Now of course, we’re erasing all this isolation with our planes and ships. Our mobility is undoing St Patrick’s work, homogenizing the world, sometimes with regrettable consequences: here is a list of the non-native species currently threatening Ireland’s biodiversity. More saints needed?

16 thoughts on “Toads, Saint Patrick, and biogeography

  1. Joe Mehling

    David – thank you for this wonderful piece of writing- it’ll surely bring a warm smile to everyone, especially those of us in unusually cold northern latitudes. best//joe
    [ps: note typo at the end “we’re erasing all this isolation with out planes”]

    Reply
  2. Anonymous

    Must be nice to live in warm enough places for toads already! Here in PA. we still feel winter’s iron grip.

    Reply
  3. pwimberger

    Nice St. Pat’s post! And I loved the picture/pun. For a much longer and also fascinating read on the history of biogeography and the vicariance/dispersalist debate, I highly recommend our former grad student buddy , Alan deQueiroz’s “The Monkey’s Voyage.”

    Reply
  4. Fountainpen

    Did your mother explain carefully to you when a child that you must not hold that toad!!!! Toads cause warts!!??!!

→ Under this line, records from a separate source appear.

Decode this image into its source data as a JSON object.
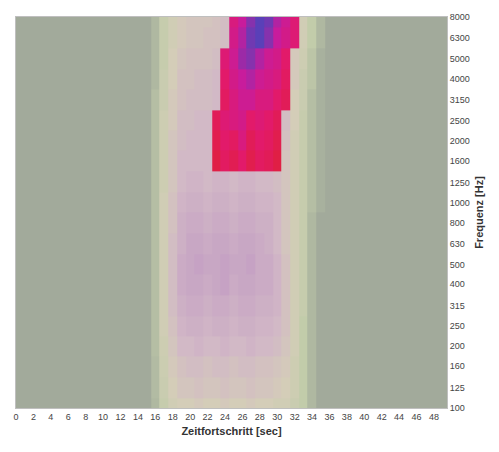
{
  "chart_data": {
    "type": "heatmap",
    "x_label": "Zeitfortschritt [sec]",
    "y_label": "Frequenz [Hz]",
    "log": "y",
    "grid": false,
    "x": [
      15,
      16,
      17,
      18,
      19,
      20,
      21,
      22,
      23,
      24,
      25,
      26,
      27,
      28,
      29,
      30,
      31,
      32,
      33,
      34,
      35,
      36,
      37
    ],
    "y": [
      100,
      125,
      160,
      200,
      250,
      315,
      400,
      500,
      630,
      800,
      1000,
      1250,
      1600,
      2000,
      2500,
      3150,
      4000,
      5000,
      6300,
      8000
    ],
    "xlim": [
      0,
      49.5
    ],
    "xticks": [
      0,
      2,
      4,
      6,
      8,
      10,
      12,
      14,
      16,
      18,
      20,
      22,
      24,
      26,
      28,
      30,
      32,
      34,
      36,
      38,
      40,
      42,
      44,
      46,
      48
    ],
    "ylim": [
      100,
      8000
    ],
    "yticks": [
      100,
      125,
      160,
      200,
      250,
      315,
      400,
      500,
      630,
      800,
      1000,
      1250,
      1600,
      2000,
      2500,
      3150,
      4000,
      5000,
      6300,
      8000
    ],
    "zlim": [
      0,
      100
    ],
    "z": [
      [
        10,
        14,
        22,
        28,
        30,
        30,
        32,
        30,
        30,
        32,
        30,
        30,
        32,
        30,
        30,
        28,
        28,
        24,
        20,
        14,
        10,
        10,
        10
      ],
      [
        10,
        15,
        24,
        30,
        34,
        34,
        36,
        34,
        34,
        36,
        34,
        34,
        36,
        34,
        34,
        32,
        30,
        26,
        20,
        14,
        10,
        10,
        10
      ],
      [
        10,
        15,
        25,
        32,
        36,
        38,
        38,
        36,
        38,
        38,
        36,
        38,
        38,
        36,
        36,
        34,
        32,
        26,
        20,
        14,
        10,
        10,
        10
      ],
      [
        10,
        16,
        26,
        34,
        40,
        40,
        42,
        40,
        40,
        42,
        40,
        40,
        42,
        40,
        40,
        38,
        34,
        28,
        20,
        14,
        10,
        10,
        10
      ],
      [
        10,
        16,
        28,
        36,
        42,
        44,
        44,
        42,
        44,
        44,
        42,
        44,
        44,
        42,
        42,
        40,
        36,
        28,
        20,
        14,
        10,
        10,
        10
      ],
      [
        10,
        16,
        28,
        38,
        44,
        46,
        46,
        44,
        46,
        46,
        44,
        46,
        46,
        44,
        44,
        42,
        36,
        28,
        22,
        14,
        10,
        10,
        10
      ],
      [
        10,
        16,
        28,
        38,
        46,
        48,
        48,
        46,
        48,
        50,
        46,
        48,
        48,
        46,
        46,
        42,
        36,
        28,
        22,
        14,
        10,
        10,
        10
      ],
      [
        10,
        16,
        28,
        38,
        46,
        48,
        50,
        48,
        48,
        50,
        48,
        48,
        50,
        46,
        46,
        42,
        36,
        28,
        22,
        14,
        10,
        10,
        10
      ],
      [
        10,
        16,
        28,
        38,
        44,
        48,
        48,
        46,
        48,
        48,
        46,
        48,
        48,
        46,
        44,
        40,
        34,
        28,
        22,
        14,
        10,
        10,
        10
      ],
      [
        10,
        16,
        28,
        36,
        44,
        46,
        46,
        44,
        46,
        46,
        44,
        46,
        46,
        44,
        44,
        40,
        34,
        28,
        22,
        14,
        10,
        10,
        10
      ],
      [
        10,
        16,
        28,
        36,
        42,
        44,
        44,
        42,
        44,
        44,
        42,
        44,
        44,
        42,
        42,
        40,
        34,
        28,
        22,
        16,
        12,
        10,
        10
      ],
      [
        10,
        16,
        26,
        34,
        40,
        42,
        42,
        40,
        42,
        42,
        40,
        42,
        42,
        40,
        40,
        38,
        34,
        28,
        22,
        16,
        12,
        10,
        10
      ],
      [
        10,
        16,
        26,
        34,
        40,
        40,
        40,
        40,
        72,
        78,
        75,
        80,
        74,
        78,
        76,
        72,
        34,
        28,
        22,
        16,
        12,
        10,
        10
      ],
      [
        10,
        16,
        26,
        34,
        38,
        40,
        40,
        40,
        74,
        80,
        78,
        84,
        76,
        80,
        78,
        74,
        36,
        28,
        22,
        16,
        12,
        10,
        10
      ],
      [
        10,
        16,
        26,
        32,
        38,
        38,
        40,
        40,
        76,
        82,
        84,
        86,
        80,
        82,
        80,
        76,
        38,
        30,
        22,
        16,
        12,
        10,
        10
      ],
      [
        10,
        16,
        24,
        32,
        36,
        38,
        38,
        38,
        40,
        78,
        84,
        88,
        88,
        84,
        84,
        80,
        76,
        30,
        24,
        16,
        12,
        10,
        10
      ],
      [
        10,
        14,
        24,
        30,
        36,
        36,
        38,
        38,
        40,
        80,
        86,
        90,
        92,
        88,
        86,
        84,
        78,
        32,
        24,
        18,
        12,
        10,
        10
      ],
      [
        10,
        14,
        22,
        30,
        34,
        36,
        36,
        36,
        38,
        82,
        88,
        94,
        96,
        92,
        88,
        86,
        80,
        32,
        26,
        18,
        12,
        10,
        10
      ],
      [
        10,
        14,
        22,
        28,
        32,
        34,
        34,
        36,
        36,
        38,
        86,
        92,
        98,
        100,
        96,
        90,
        86,
        82,
        28,
        20,
        14,
        10,
        10
      ],
      [
        10,
        14,
        22,
        28,
        32,
        34,
        34,
        34,
        36,
        38,
        84,
        90,
        96,
        100,
        98,
        92,
        88,
        82,
        28,
        20,
        14,
        10,
        10
      ]
    ]
  }
}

    I smiled as I saw the delightful picture
    And your words. I picked up a lot of
    Toads and frogs and worms. Got no
    Warts at least I don’t remember the warts only the constant warning from
    My good mother!!
    Fountainpen

    Reply
  5. Uncomely and Broken

    Then one hot day when fields were rank
    With cowdung in the grass the angry frogs
    Invaded the flax-dam; I ducked through hedges
    To a coarse croaking that I had not heard
    Before. The air was thick with a bass chorus.
    Right down the dam gross-bellied frogs were cocked
    On sods; their loose necks pulsed like sails. Some hopped:
    The slap and plop were obscene threats. Some sat
    Poised like mud grenades, their blunt heads farting.

    From Seamus Heaney’s Death of a Naturalist
    http://awp.diaart.org/poetry/87_88/heaney1.html

    Reply
  6. Anonymous

    I also enjoyed your essay very much but it is a bit dispiriting to see the photo given the glacial pace of warming here in coastal Maine. Excuse my memory but where exactly are you – Tennessee? I’m trying to roughly guess on the progress of spring. The back of my house is mere yards from a vernal pool but I fear we are months, not weeks, from the normal arrival of the amphibian racket. If Pennsylvania is in the “iron grip of winter”, I’m not sure of the appropriate equivalent here in the Northeast where it is currently 20 degrees at high noon.